Educational programmes

The service/need oriented, professionally based and non-mercenary objectives and activities of the professional body of Chemists in Sri Lanka can be well gauged by the fact that the very first formal educational programme was at the technician level and remains, even today after four decades, as the only such programme producing fully fledged Chemistry technicians at the MLT level in Sri Lanka. That programme which commenced in 1973 at Aquinas College was the first priority of the Institute after incorporation in 1972 in order to meet a much felt need at the middle level; the Institute did not levy any fee even to issue the certificate of completion during the first decade of the technician programme.

The College has also been able to strengthen the professional activities of the Institute as a spin off result from the unforeseen financial and academic success of its educational programmes. Training seminars, quiz competitions, debating competitions, titration competitions, exhibitions etc. have been conducted with increasing regularity and professional competence. The interests of schoolchildren have remained uppermost and multi-faceted activities have been conducted to further their skills, abilities and knowledge. The Institute was also able to play a crucial and important co-ordinating role during the International Year of Chemistry (2011) as the National Secretariat with the holding of two exhibitions and in many other ways with special focus on schoolchildren and in other ways.

However, the incomes generated from the educational activities have not been used for other Institute purposes for which alternate sources of funds have usually been tapped. The several international conferences held over the past have however been very successful and possible largely due to the solid infrastructure and human resources now available at all levels available within the Institute/College through the conduct of its educational programmes. The Institute and the College from the very inception fortunately got its fundamental priorities right so that the CCS has been careful to ensure that funds generated from educational activities were utilized essentially for furthering the educational programmes with no profit making initiatives. The CCS is therefore able to confidently go ahead with the proposed building programme without serious financial problems. Educational programmes of the Institute thus become the direct beneficiaries of these pragmatic policies.

State sector

The very effective manner in which productively administered educational programmes can perform a very useful and constructive supporting role in HRD has been amply established through the academic, financial, professional and social success of the educational programmes of the CCS. It is a great pity that we note there is a general resistance to the provision of similar alternate facilities outside the state sector despite inadequate academic staff numbers in universities and reluctance to increase salaries of senior academics to an attractive level.
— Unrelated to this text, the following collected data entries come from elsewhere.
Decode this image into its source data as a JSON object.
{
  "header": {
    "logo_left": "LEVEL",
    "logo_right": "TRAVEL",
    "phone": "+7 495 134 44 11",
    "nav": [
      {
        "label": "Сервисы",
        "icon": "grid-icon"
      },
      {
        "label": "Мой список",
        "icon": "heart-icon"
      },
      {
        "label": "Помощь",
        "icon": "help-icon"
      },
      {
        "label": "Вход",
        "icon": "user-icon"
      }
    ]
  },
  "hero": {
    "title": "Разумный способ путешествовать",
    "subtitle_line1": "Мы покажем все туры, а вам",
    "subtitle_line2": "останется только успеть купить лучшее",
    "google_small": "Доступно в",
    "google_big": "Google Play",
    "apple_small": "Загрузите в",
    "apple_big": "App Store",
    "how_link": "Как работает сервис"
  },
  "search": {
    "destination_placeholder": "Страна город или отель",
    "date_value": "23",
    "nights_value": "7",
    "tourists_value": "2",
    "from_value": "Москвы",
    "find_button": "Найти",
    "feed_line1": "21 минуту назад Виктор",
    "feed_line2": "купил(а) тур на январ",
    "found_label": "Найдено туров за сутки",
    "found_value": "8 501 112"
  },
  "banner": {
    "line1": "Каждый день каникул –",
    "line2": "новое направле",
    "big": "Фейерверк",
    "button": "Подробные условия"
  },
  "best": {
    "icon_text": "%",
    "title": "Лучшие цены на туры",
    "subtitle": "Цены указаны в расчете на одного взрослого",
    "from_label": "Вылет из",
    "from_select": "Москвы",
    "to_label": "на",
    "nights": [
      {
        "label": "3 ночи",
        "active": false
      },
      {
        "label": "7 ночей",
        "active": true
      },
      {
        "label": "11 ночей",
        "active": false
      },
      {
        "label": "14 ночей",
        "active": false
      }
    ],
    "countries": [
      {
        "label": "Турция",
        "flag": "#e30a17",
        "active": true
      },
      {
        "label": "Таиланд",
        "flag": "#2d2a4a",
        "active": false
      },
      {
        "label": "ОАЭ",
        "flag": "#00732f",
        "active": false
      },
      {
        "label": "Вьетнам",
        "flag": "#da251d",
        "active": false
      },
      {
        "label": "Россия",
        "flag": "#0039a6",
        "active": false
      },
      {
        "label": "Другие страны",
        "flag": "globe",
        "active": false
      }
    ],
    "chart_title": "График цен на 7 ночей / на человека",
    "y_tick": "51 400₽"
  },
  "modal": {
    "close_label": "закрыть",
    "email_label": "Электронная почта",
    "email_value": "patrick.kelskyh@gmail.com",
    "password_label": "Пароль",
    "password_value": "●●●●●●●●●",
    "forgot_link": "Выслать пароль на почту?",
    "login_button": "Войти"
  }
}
Recent events have unequivocally proved that the state university system is clearly unable to expand any further except at great loss of quality and efficiency. This has been well illustrated in the unplanned expansion of state universities without planning and inadequate funds to serve largely political ends. It is obvious that the quality and equivalence of a university degree cannot be guaranteed merely through a UGC circular that presently states that similar degrees awarded by any university are equivalent to each other.

Knowledge hub

Therefore the government would do much better with greater productivity and less expenditure if it recognizes and supports much more alternate opportunities that could be made available outside the bureaucratic and highly politicized state sector. Broad basing Tertiary Chemical Education need not necessarily be profit oriented as it is generally believed and expected to be.
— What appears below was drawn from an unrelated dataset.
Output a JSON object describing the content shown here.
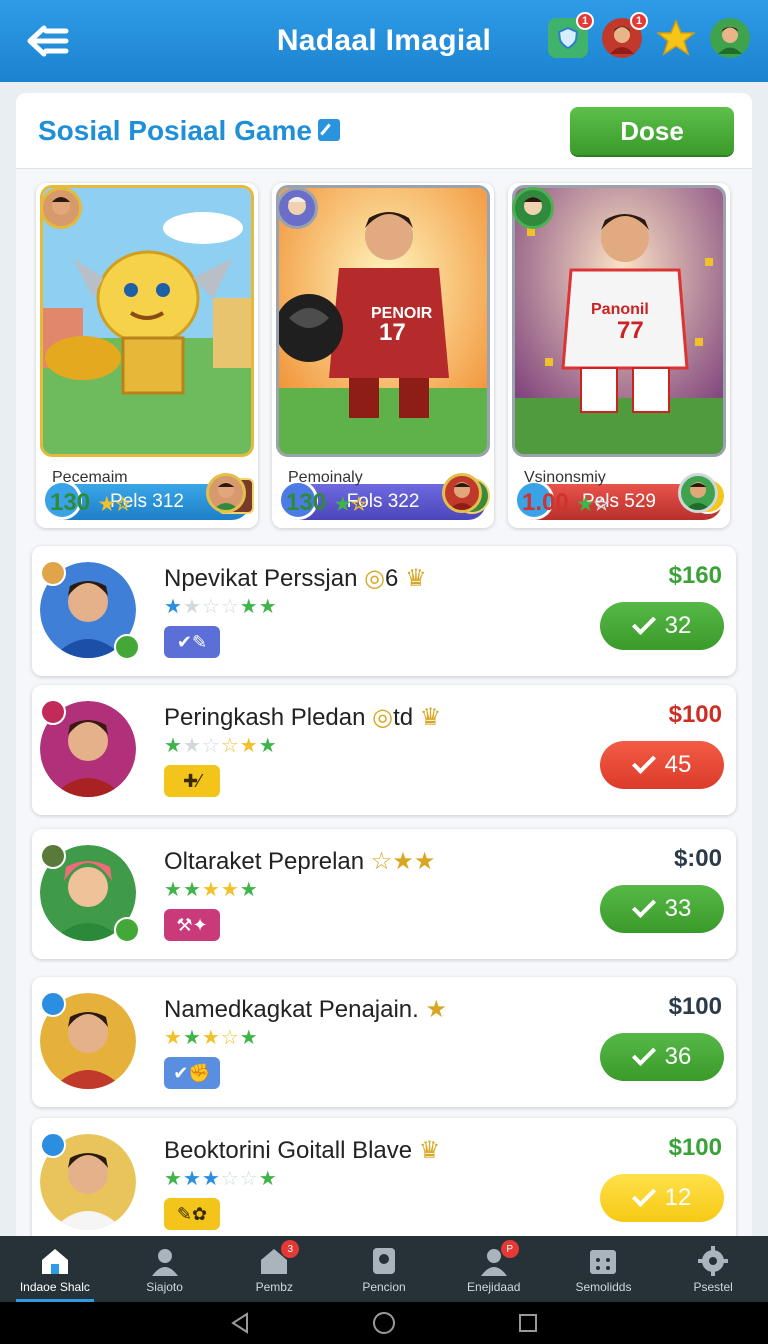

Opening up educational opportunities outside the state university sector in Sri Lanka, particularly through the non bureaucratic and non politically oriented professional bodies, can in fact have a symbiotic and synergetic effect as well. The College of Chemical Sciences of the Institute of Chemistry Ceylon has convincingly proved how this could be done in order to take Sri Lanka towards making it a knowledge hub in a very practical and efficient manner.